Friday, January 3, 2014


It's been at least three years since the missus and I went to a New Year's Eve soiree. Unlike my younger days, when the whole idea was to get as drunk as possible and still make it to midnight, now it was simply to stay awake, then get the hell home by 12:10. New Year's Eve, it took me many years to learn, was no different than any other night except to make you feel bad that you didn't get a party invitation, and, if you did, force you into a frenzy of having fun with loud people that, for the most part, you wouldn't socialize with for another 12 months. 

For a few years we were getting invitations from a couple we knew through our respective kids' school. Every time I'd ask my wife, "Who are these people again?" And every year, I would resist going. I have certain routines in my life that I don't like disturbed, and one of them is not going out of the house after 7:00 in the evening. Oh, there was a time when I was quite the social animal, and looked forward to the occasional wingding. There was always the chance of meeting new people (i.e. women). New Year's Eve itself had a certain cachet, appearing more sophisticated than, say, celebrating a birth or parole. And if the women believed that I really was the editor of Atlantic and would love to read their memoir about how the death of their first goldfish led to several years of therapy, so much the better. I wasn't in this for the cocktail franks, you know.

Over time, age took its toll, which, as with the New York bridges, rose considerably over the years. Marriage, too, played its part. What was the point of going to New Year's Eve parties, when the whole raison d'etre -- meeting gullible women -- was now officially on the shelf for the foreseeable future? Of course, I never couched it in those terms. It was more along the lines of, Why do we gotta go? We saw the same people last year! Fortunately for me, those regular parents-of-the-kids parties ended a few years back, right when my wife decided that bolting the doors and windows on New Year's Eve now seemed a good idea. It's a lonely thing being ahead of my time.

We had our 2013 send-off all planned with Champagne, caviar and a nice meal provided from one of our favorite neighborhood restaurants.
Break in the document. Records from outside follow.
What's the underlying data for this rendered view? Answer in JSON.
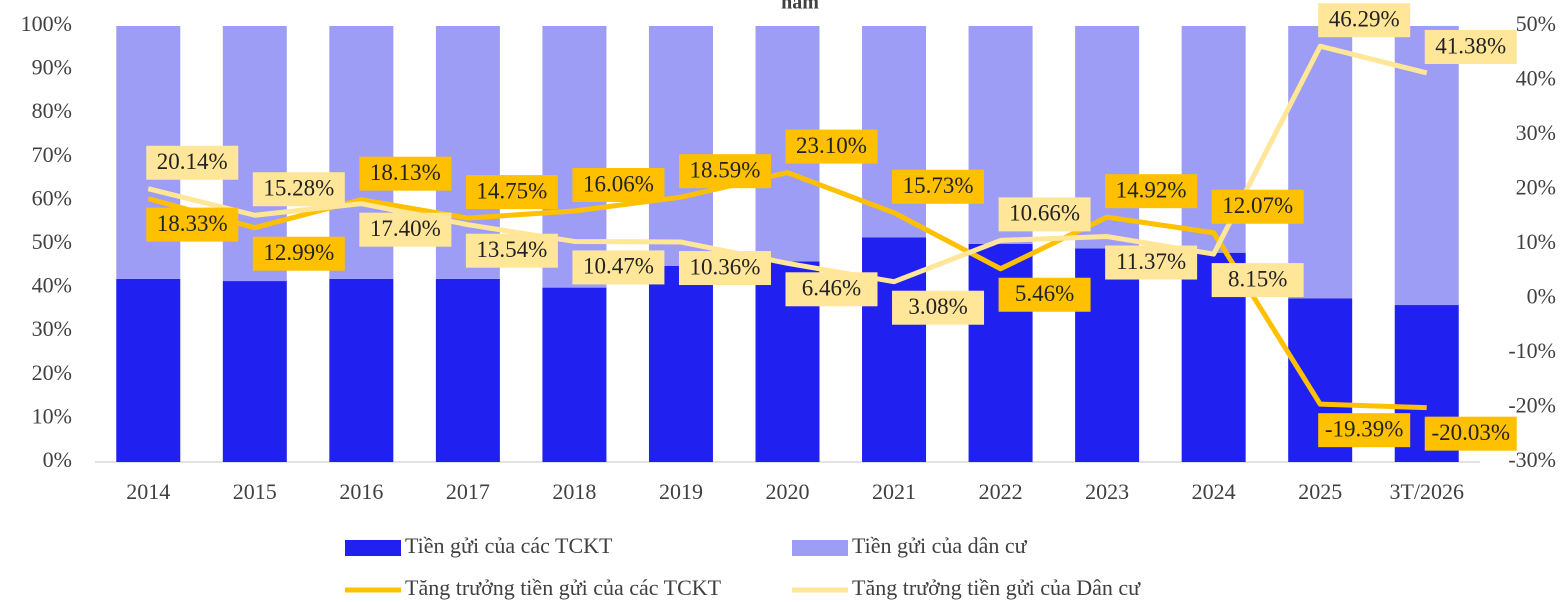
{
  "chart_data": {
    "type": "bar_line",
    "title": "năm",
    "categories": [
      "2014",
      "2015",
      "2016",
      "2017",
      "2018",
      "2019",
      "2020",
      "2021",
      "2022",
      "2023",
      "2024",
      "2025",
      "3T/2026"
    ],
    "series": [
      {
        "name": "Tiền gửi của các TCKT",
        "color": "#2020f0",
        "kind": "bar",
        "values": [
          42,
          41.5,
          42,
          42,
          40,
          45,
          46,
          51.5,
          50,
          49,
          48,
          37.5,
          36
        ]
      },
      {
        "name": "Tiền gửi của dân cư",
        "color": "#9d9df5",
        "kind": "bar",
        "values": [
          58,
          58.5,
          58,
          58,
          60,
          55,
          54,
          48.5,
          50,
          51,
          52,
          62.5,
          64
        ]
      },
      {
        "name": "Tăng trưởng tiền gửi của các TCKT",
        "color": "#ffc000",
        "kind": "line",
        "axis": "y2",
        "values": [
          18.33,
          12.99,
          18.13,
          14.75,
          16.06,
          18.59,
          23.1,
          15.73,
          5.46,
          14.92,
          12.07,
          -19.39,
          -20.03
        ],
        "value_labels": [
          "18.33%",
          "12.99%",
          "18.13%",
          "14.75%",
          "16.06%",
          "18.59%",
          "23.10%",
          "15.73%",
          "5.46%",
          "14.92%",
          "12.07%",
          "-19.39%",
          "-20.03%"
        ]
      },
      {
        "name": "Tăng trưởng tiền gửi của Dân cư",
        "color": "#ffe699",
        "kind": "line",
        "axis": "y2",
        "values": [
          20.14,
          15.28,
          17.4,
          13.54,
          10.47,
          10.36,
          6.46,
          3.08,
          10.66,
          11.37,
          8.15,
          46.29,
          41.38
        ],
        "value_labels": [
          "20.14%",
          "15.28%",
          "17.40%",
          "13.54%",
          "10.47%",
          "10.36%",
          "6.46%",
          "3.08%",
          "10.66%",
          "11.37%",
          "8.15%",
          "46.29%",
          "41.38%"
        ]
      }
    ],
    "ylim": [
      0,
      100
    ],
    "yticks": [
      {
        "value": 0,
        "label": "0%"
      },
      {
        "value": 10,
        "label": "10%"
      },
      {
        "value": 20,
        "label": "20%"
      },
      {
        "value": 30,
        "label": "30%"
      },
      {
        "value": 40,
        "label": "40%"
      },
      {
        "value": 50,
        "label": "50%"
      },
      {
        "value": 60,
        "label": "60%"
      },
      {
        "value": 70,
        "label": "70%"
      },
      {
        "value": 80,
        "label": "80%"
      },
      {
        "value": 90,
        "label": "90%"
      },
      {
        "value": 100,
        "label": "100%"
      }
    ],
    "y2lim": [
      -30,
      50
    ],
    "y2ticks": [
      {
        "value": -30,
        "label": "-30%"
      },
      {
        "value": -20,
        "label": "-20%"
      },
      {
        "value": -10,
        "label": "-10%"
      },
      {
        "value": 0,
        "label": "0%"
      },
      {
        "value": 10,
        "label": "10%"
      },
      {
        "value": 20,
        "label": "20%"
      },
      {
        "value": 30,
        "label": "30%"
      },
      {
        "value": 40,
        "label": "40%"
      },
      {
        "value": 50,
        "label": "50%"
      }
    ],
    "legend": "bottom"
  }
}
What we hadn't counted on coming down with colds. Mine started first, a couple of days after Christmas. (Remember what I said about being ahead of my time?) Then on New Year's Eve day, I received a phone call from my wife. I knew her office was closing at three, but she had an even better idea for cutting out early. "I've got a cold," she said in a distinct phlegmy tone, "I feel terrible." I felt bad for her, but even worse for myself. Our daughter was going to be out with friends for the night. This was our cue to ring in 2014 in what I had hoped to be an especially feral manner for a couple our age. Instead, we had to content ourselves with yet another go-round on CNN with Anderson Cooper and Kathy Griffin. This was the year, by the way, I finally broke down and accepted the entertainment value of the broadcast by reminding myself that Cooper, despite his furrowed brow, isn't a serious journalist, and that Griffin is our generation's Martha Raye. I look forward to her Poligrip commercials.

Yes, I felt bad for my wife, as many people do when they consider that she's been married to me for over 20 years. While most of my colds haven't been bad since I started getting an annual flu shot, this particular one hit me a little harder than normal. My wife always had a sneaking suspicion -- sneaking, hell, more like explicit -- that I was behaving like your proverbial pantywaist when laid low with illness. The aches and chills -- as she dreaded to hear me say, my grippy feeling -- were apparently self-induced delusions exclusive to men. Me, in particular.

So while my wife was stretched out on the couch on New Year's Day, Kleenex box at one hand, miso soup at the other, it was my pleasure -- no, my duty -- to hand her the iPad in order to read the following medical bulletin:

For years, women have cried “man flu” when men make a fuss over a few sniffles.
But a new study suggests men may actually suffer more when they are struck down with flu — because high levels of testosterone can weaken their immune response.
The study by Stanford University School of Medicine examined the reactions of men and women to vaccination against flu. It found women generally had a stronger antibody response to the jab than men, giving them better protection against the virus.
Vindication, thy name is Stanford University School of Medicine! My wife's reaction wasn't what I had hoped, but, due to almost a quarter-century of couplehood, completely expected: "That doesn't mean anything!" accompanied by a flick of the wrist.

I could have put up a fight, but I knew from experience there was no winning this one. When my wife makes up her mind on something, it takes more than scientific studies to change it. I had hoped her near-grippy experience would open her eyes to what I go through. No dice. I'll have to continue suffering in silence, while my high testosterone will have to wait for another time to be put to good use.